Can you tell me about the evolution of Alvimedica since its founding a decade ago?
Alvimedica began as a start-up based on my father's idea to improve the quality of life. From a business standpoint, he looked at Turkey and saw that the country was importing 95% of medical devices. We acquired a small company and started to operate and manufacture catheters and balloons before moving into more sophisticated products. Around 2014, we decided that we needed to have a unique selling point, so we went out and acquired a company called CID, a spinoff of the Sorin Group in Italy, and started investing more in R&D. From there, we built our second factory in Çatalca. At present, that factory produces 900,000 drug-eluting stents per year. The annual demand in Turkey is around 350,000, allowing us to export the rest. At present, we export to more than 70 countries.
Why did Alvimedica acquire CID?
Within CID's portfolio is a unique drug-eluting stent called Cre8. The stent has a special selling point for diabetic patients, which is growing at a very fast rate. Our latest product off of the Cre8 line is the Cre8EVO. Its good market perception paired with our low production costs and high capacity indicate it will be a success.
What new products will you introduce in the near future?
Our R&D department is highly active. An exciting area we are entering is peripheral products. We will launch Nitides, a below-the-knee stent that works with the Sirolimus drug, by the end of 2019. We will also launch it in Europe before expanding globally. I am also excited about Cre8EVO, which is developing quickly, especially in East Asia.
Broadly, is your export strategy to first succeed in Europe before you go global?

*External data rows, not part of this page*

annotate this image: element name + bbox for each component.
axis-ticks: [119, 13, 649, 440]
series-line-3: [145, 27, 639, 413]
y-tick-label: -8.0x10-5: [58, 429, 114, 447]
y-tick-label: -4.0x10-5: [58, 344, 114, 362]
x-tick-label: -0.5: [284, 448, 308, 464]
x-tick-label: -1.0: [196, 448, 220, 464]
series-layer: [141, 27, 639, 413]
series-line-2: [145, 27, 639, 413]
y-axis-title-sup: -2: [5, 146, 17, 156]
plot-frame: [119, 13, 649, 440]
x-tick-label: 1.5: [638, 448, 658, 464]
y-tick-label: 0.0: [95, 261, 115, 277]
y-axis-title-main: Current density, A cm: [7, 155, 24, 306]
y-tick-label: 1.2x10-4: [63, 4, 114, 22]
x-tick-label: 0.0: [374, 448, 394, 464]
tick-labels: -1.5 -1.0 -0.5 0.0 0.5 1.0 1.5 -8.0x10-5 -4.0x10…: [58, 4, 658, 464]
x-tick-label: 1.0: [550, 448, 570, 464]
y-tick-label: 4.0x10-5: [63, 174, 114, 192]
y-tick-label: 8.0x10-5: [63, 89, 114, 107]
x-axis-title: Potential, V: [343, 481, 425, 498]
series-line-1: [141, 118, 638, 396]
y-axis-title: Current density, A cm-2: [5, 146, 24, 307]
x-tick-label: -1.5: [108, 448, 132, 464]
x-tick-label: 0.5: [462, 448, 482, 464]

Yes, we aim to succeed in our own region before expanding further. This strategy also helps from a regulatory standpoint. Regulations for drugs and medical devices across Europe are strict. There are ongoing checks, which helps us improve our standards. There are similar systems in place in the US, but the approval process there makes life hard for all foreign companies. As a normal-sized European company, we want to focus first on Europe and then on the rest of the world.
What is Alvimedica's growth strategy?
At present, our revenue is around USD50 million per year, and we expect to reach USD80 million by 2020. Our main objective is to help Turkey become a hub for the global medical device market. The government is aware of the potential and has decided to give incentives to the medical devices industry. So far, Alvimedica is the only company that is on the list to receive incentives, which will include incentives for funding and skilled workforce, such as specialized engineers, and support for R&D projects. We have already partnered with the University of Ankara to do research on the mitral valve we are producing, a project that falls under the R&D incentive program. From an investment standpoint, we also hope to go forward with our IPO in two years.
What are the biggest challenges you face in the area of R&D and workforce development?
R&D is not a big problem because we have been heavily investing in the area since the beginning. Finding the correct workforce has been a challenge in Turkey, which is why we are currently building a new vocational school near our factory in Çatalca to educate the workforce on biotechnology.
What are your primary objectives for the next 12 months?
The primary goal is to launch our Nitides product. Big companies that would like to distribute it have approached us, and this will bring even better news for Alvimedica. Another objective is to continue producing Cre8 in Turkey at a different level using automation.